American troops operating in Africa need better protection and training, the Pentagon stated in a report about the deaths of four U.S. soldiers in Niger.

The troops were killed in an ambush by fighters from militant group Islamic State (ISIS) near the village of Tongo Tongo, by the Mali border, in October 2017.

An eight-page report released on Thursday outlined flaws in the operation, including command mistakes, insufficient training and the element of surprise in the attack by a well-trained and better-armed force, Reuters reported.

An honor guard member touches the coffin of U.S. Army Sergeant La David Johnson, one of four Special Forces soldiers killed in Niger, at a graveside service in Hollywood, Florida, on October 21, 2017. A Pentagon report outlined mistakes made in the chain of command contributing to the deaths. REUTERS/Joe Skipper

Marine Corps General Thomas Waldhauser, commander of United States Africa Command, said at a news conference, "I take ownership of all the events connected to the ambush of 4 October. The responsibility is mine."

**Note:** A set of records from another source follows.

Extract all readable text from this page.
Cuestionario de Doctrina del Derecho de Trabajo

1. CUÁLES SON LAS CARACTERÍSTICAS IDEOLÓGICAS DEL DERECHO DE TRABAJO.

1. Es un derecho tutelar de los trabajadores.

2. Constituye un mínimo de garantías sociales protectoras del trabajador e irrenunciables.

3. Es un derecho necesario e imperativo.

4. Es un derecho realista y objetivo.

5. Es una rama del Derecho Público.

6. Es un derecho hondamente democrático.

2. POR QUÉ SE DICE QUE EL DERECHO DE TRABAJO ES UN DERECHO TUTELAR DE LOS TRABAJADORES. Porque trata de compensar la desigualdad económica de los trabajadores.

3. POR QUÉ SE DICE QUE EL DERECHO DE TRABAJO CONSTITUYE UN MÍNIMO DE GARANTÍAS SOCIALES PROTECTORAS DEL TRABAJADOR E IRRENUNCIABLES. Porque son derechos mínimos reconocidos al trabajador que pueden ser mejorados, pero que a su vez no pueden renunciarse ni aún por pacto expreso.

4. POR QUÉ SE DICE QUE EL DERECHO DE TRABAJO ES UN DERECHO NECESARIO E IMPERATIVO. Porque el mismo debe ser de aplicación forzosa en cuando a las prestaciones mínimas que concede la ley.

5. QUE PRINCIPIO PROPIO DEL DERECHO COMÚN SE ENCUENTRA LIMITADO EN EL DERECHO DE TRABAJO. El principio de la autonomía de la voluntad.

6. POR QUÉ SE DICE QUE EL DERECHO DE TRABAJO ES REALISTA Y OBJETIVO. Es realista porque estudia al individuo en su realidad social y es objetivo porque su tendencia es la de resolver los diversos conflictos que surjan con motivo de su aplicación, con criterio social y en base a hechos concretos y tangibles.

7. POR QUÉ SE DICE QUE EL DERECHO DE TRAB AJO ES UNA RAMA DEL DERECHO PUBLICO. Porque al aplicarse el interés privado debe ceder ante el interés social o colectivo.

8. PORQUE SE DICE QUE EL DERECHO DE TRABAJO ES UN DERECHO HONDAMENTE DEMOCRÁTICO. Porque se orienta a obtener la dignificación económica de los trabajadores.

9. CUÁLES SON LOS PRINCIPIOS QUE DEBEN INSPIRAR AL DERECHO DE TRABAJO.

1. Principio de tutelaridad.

Waldhauser said that troops are now better trained and equipped, following a review of operating procedures ordered by Defense Secretary Jim Mattis.

The Pentagon report was compiled after interviews with 143 people, including survivors. The soldiers were hunting for a high-ranking ISIS militant, but without the necessary approval from someone senior in the chain of command.

The militant was not found, and the troops, who had not trained for the mission, went to gather intelligence before they were ambushed. It is unclear whether local villagers tipped off the militants.

The report said there was a "contradictory and ambiguous" command approval system as well as "a general lack of situational awareness and command oversight at every echelon." It could not pinpoint a sole reason for the ambush.

U.S. Senator Tim Kaine, from the Senate Foreign Relations and Armed Services committees, said in a statement that the tragedy was "deeply troubling. Our troops were in Niger to 'train and equip' the Nigerian military. They embarked on a mission described as consistent with that limited purpose, but it was actually a 'kill-or-capture' combat mission designed to target a high-value person believed to be present in the region."

The soldiers who were killed were Army Sergeant La David Johnson, 25; and Staff Sergeants Bryan Black, 35; Jeremiah Johnson, 39; and Dustin Wright, 29.

Wright's father, Arnold Wright, told the Associated Press that "the whole thing was a screwed-up mess."